- 13. Sep
Kured (KUbernetes REboot Daemon) is a Kubernetes daemonset that performs safe automatic node reboots when the need to do so is indicated by the package management system of the underlying OS.
- Watches for the presence of a reboot sentinel e.g. /var/run/reboot-required
- Utilises a lock in the API server to ensure only one node reboots at a time
- Optionally defers reboots in the presence of active Prometheus alerts
- Cordons & drains worker nodes before a reboot, uncordoning them after
Kubernetes & OS Compatibility
The daemon image contains versions of k8s.io/client-go and the kubectl binary for the purposes of maintaining the lock and draining worker nodes. See the release notes for specific version compatibility information.
Additionally, the image contains a systemctl binary from Ubuntu 16.04 in order to command reboots. Again, although this has not been tested against other systems distributions there is a good chance that it will work.
The Reboot Problem
At Weaveworks the development and production clusters underpinning Weave Cloud are orchestrated with Kubernetes running on EC2, maintained with Terraform and Ansible.
The EC2 instances run Ubuntu 16.04 with unattended-upgrades enabled, so the machines need to be rebooted periodically (mainly in response to kernel upgrades).

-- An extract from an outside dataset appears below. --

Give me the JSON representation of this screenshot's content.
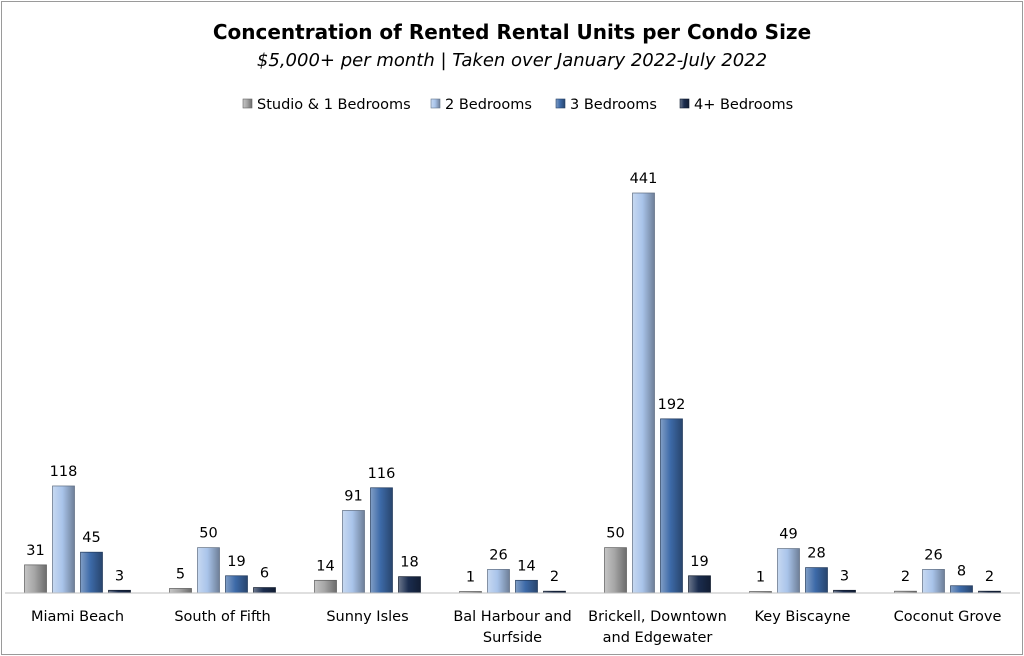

If they aren’t, the clusters are at risk from security vulnerabilities, and eventually, run out of disk space as the OS is unable to remove older kernels and modules.
The first attempt
Our initial approach to this problem was to trigger a Prometheus alert whenever the /var/run/reboot-required file appeared on any of the nodes. We tried coupling it with a manual process that entailed waiting for a safe moment - defined as no active alerts - before draining the application pods and then rebooting each node in turn.
Automation makes everything better
Whilst this worked in practice, the frequency of OS updates coupled with the number of nodes drove us eventually to an automated solution. And so for the past six months, all reboots have been conducted safely and automatically by kured, our Kubernetes reboot daemon.
During this time kured has affected hundreds of node reboots in our dev and prod clusters without human intervention - in fact, until the relatively recent addition of Slack notifications, we were mostly unaware that it was happening at all.